Perhaps an elephant should stand in for the “sage owl” character sometimes portrayed in cartoons.

Researchers studying elephant behavior determined that female elephant adults are able to retain memories of faraway sources of food and water, helping them find nourishment and survive through scarce situations, such as droughts.

The scientists think the matriarchs may have been remembering their travels from that earlier drought.

“Our findings seem to support the hypothesis that older females with knowledge of distant resources become crucial to the survival of herds during periods of extreme climatic events,” explained the Wildlife Conservation Society’s Charles Foley, lead author of the study.

Foley’s team based its research on the mortality rates of three elephant groups during a severe 1993 drought. Specifically, the team discovered a correlation between the mortality rate of calves and the age of the female elephants, along with the groups’ movements; they speculate that the old, matriarchal elephants led the two more successful groups to better locations while the third group, with younger mother elephants, stayed put and suffered as a result.

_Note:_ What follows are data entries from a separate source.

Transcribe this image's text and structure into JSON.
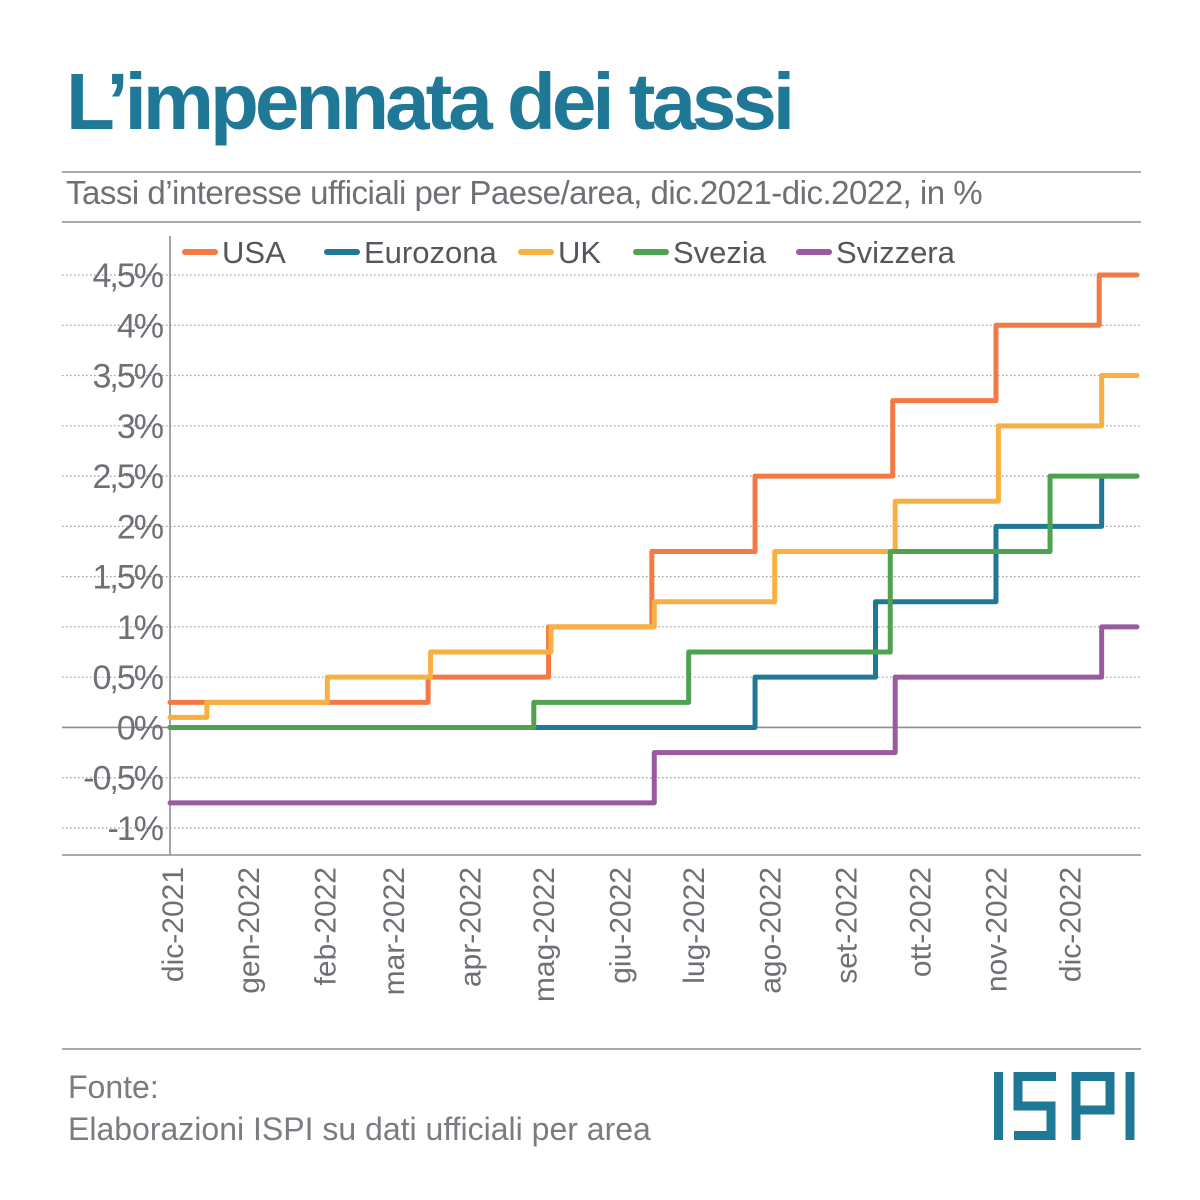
{
  "title": "L’impennata dei tassi",
  "subtitle": "Tassi d’interesse ufficiali per Paese/area, dic.2021-dic.2022, in %",
  "source": {
    "label": "Fonte:",
    "text": "Elaborazioni ISPI su dati ufficiali per area"
  },
  "logo": {
    "text": "ISPI",
    "color": "#1f7896"
  },
  "chart_data": {
    "type": "line",
    "step": true,
    "x_unit": "date",
    "x_range": [
      "2021-12-01",
      "2022-12-31"
    ],
    "x_ticks": [
      "dic-2021",
      "gen-2022",
      "feb-2022",
      "mar-2022",
      "apr-2022",
      "mag-2022",
      "giu-2022",
      "lug-2022",
      "ago-2022",
      "set-2022",
      "ott-2022",
      "nov-2022",
      "dic-2022"
    ],
    "x_tick_dates": [
      "2021-12-01",
      "2022-01-01",
      "2022-02-01",
      "2022-03-01",
      "2022-04-01",
      "2022-05-01",
      "2022-06-01",
      "2022-07-01",
      "2022-08-01",
      "2022-09-01",
      "2022-10-01",
      "2022-11-01",
      "2022-12-01"
    ],
    "y_ticks": [
      {
        "value": 4.5,
        "label": "4,5%"
      },
      {
        "value": 4,
        "label": "4%"
      },
      {
        "value": 3.5,
        "label": "3,5%"
      },
      {
        "value": 3,
        "label": "3%"
      },
      {
        "value": 2.5,
        "label": "2,5%"
      },
      {
        "value": 2,
        "label": "2%"
      },
      {
        "value": 1.5,
        "label": "1,5%"
      },
      {
        "value": 1,
        "label": "1%"
      },
      {
        "value": 0.5,
        "label": "0,5%"
      },
      {
        "value": 0,
        "label": "0%"
      },
      {
        "value": -0.5,
        "label": "-0,5%"
      },
      {
        "value": -1,
        "label": "-1%"
      }
    ],
    "ylim": [
      -1,
      4.5
    ],
    "grid": true,
    "legend_position": "top",
    "series": [
      {
        "name": "USA",
        "color": "#f47a45",
        "points": [
          {
            "date": "2021-12-01",
            "value": 0.25
          },
          {
            "date": "2022-03-16",
            "value": 0.5
          },
          {
            "date": "2022-05-04",
            "value": 1.0
          },
          {
            "date": "2022-06-15",
            "value": 1.75
          },
          {
            "date": "2022-07-27",
            "value": 2.5
          },
          {
            "date": "2022-09-21",
            "value": 3.25
          },
          {
            "date": "2022-11-02",
            "value": 4.0
          },
          {
            "date": "2022-12-14",
            "value": 4.5
          },
          {
            "date": "2022-12-16",
            "value": 4.5
          }
        ]
      },
      {
        "name": "Eurozona",
        "color": "#1f7896",
        "points": [
          {
            "date": "2021-12-01",
            "value": 0.0
          },
          {
            "date": "2022-07-27",
            "value": 0.5
          },
          {
            "date": "2022-09-14",
            "value": 1.25
          },
          {
            "date": "2022-11-02",
            "value": 2.0
          },
          {
            "date": "2022-12-15",
            "value": 2.5
          },
          {
            "date": "2022-12-16",
            "value": 2.5
          }
        ]
      },
      {
        "name": "UK",
        "color": "#f9b043",
        "points": [
          {
            "date": "2021-12-01",
            "value": 0.1
          },
          {
            "date": "2021-12-16",
            "value": 0.25
          },
          {
            "date": "2022-02-03",
            "value": 0.5
          },
          {
            "date": "2022-03-17",
            "value": 0.75
          },
          {
            "date": "2022-05-05",
            "value": 1.0
          },
          {
            "date": "2022-06-16",
            "value": 1.25
          },
          {
            "date": "2022-08-04",
            "value": 1.75
          },
          {
            "date": "2022-09-22",
            "value": 2.25
          },
          {
            "date": "2022-11-03",
            "value": 3.0
          },
          {
            "date": "2022-12-15",
            "value": 3.5
          },
          {
            "date": "2022-12-16",
            "value": 3.5
          }
        ]
      },
      {
        "name": "Svezia",
        "color": "#4fa24f",
        "points": [
          {
            "date": "2021-12-01",
            "value": 0.0
          },
          {
            "date": "2022-04-28",
            "value": 0.25
          },
          {
            "date": "2022-06-30",
            "value": 0.75
          },
          {
            "date": "2022-09-20",
            "value": 1.75
          },
          {
            "date": "2022-11-24",
            "value": 2.5
          },
          {
            "date": "2022-12-16",
            "value": 2.5
          }
        ]
      },
      {
        "name": "Svizzera",
        "color": "#9a5aa0",
        "points": [
          {
            "date": "2021-12-01",
            "value": -0.75
          },
          {
            "date": "2022-06-16",
            "value": -0.25
          },
          {
            "date": "2022-09-22",
            "value": 0.5
          },
          {
            "date": "2022-12-15",
            "value": 1.0
          },
          {
            "date": "2022-12-16",
            "value": 1.0
          }
        ]
      }
    ]
  }
}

Although this simple correlation between matriarchs and survival can’t verify the hypothesis, the researchers also point out that some of the oldest matriarchs in the two more successful tribes were at least five years old during a drought near the end of the 1950s. The scientists think the matriarchs may have been remembering their travels from that earlier drought.

“It’s enticing to think that these old females and their memories of previous periods of trauma and survival would have meant all the difference. The data seem to support the speculation that the matriarchs with the necessary experience of such events were able to lead their groups to drought refugia,” Foley added.

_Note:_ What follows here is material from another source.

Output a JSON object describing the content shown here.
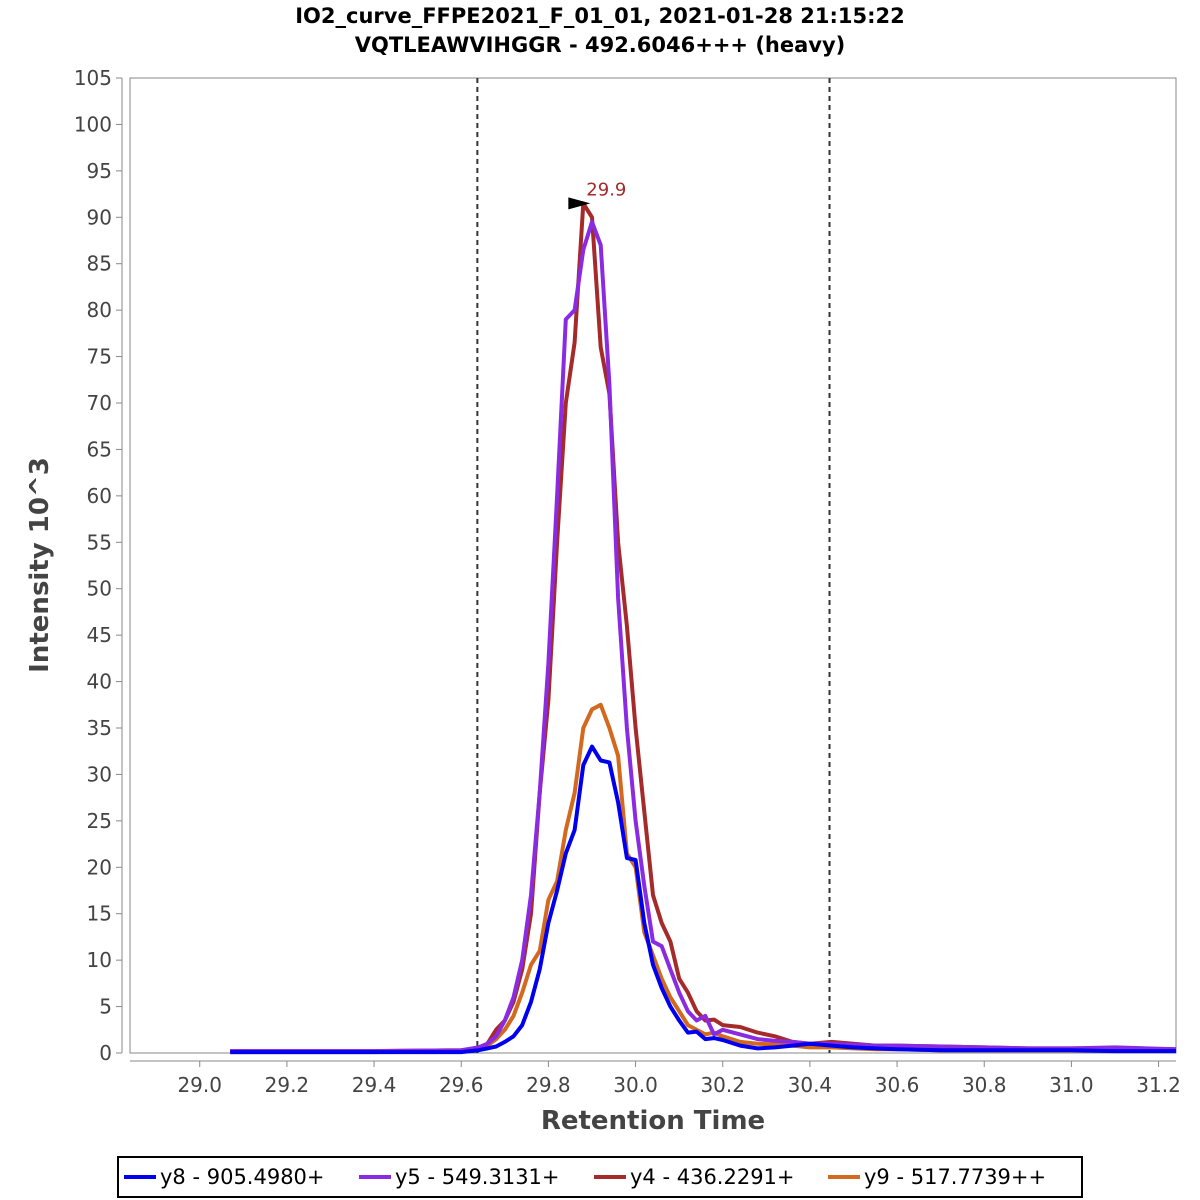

We’ve previously covered research that reveals elephant intelligence. For instance, elephants have joined humans, great apes, and (to some extent) dolphins in showing they recognize themselves in the mirror. Learning about the intelligence of non-primate animals disrupts evolutionists’ portrayal of great apes as almost quasi-human in their capabilities—and reminds us that God created many highly intelligent (relatively speaking) creatures, well adapted to their environments.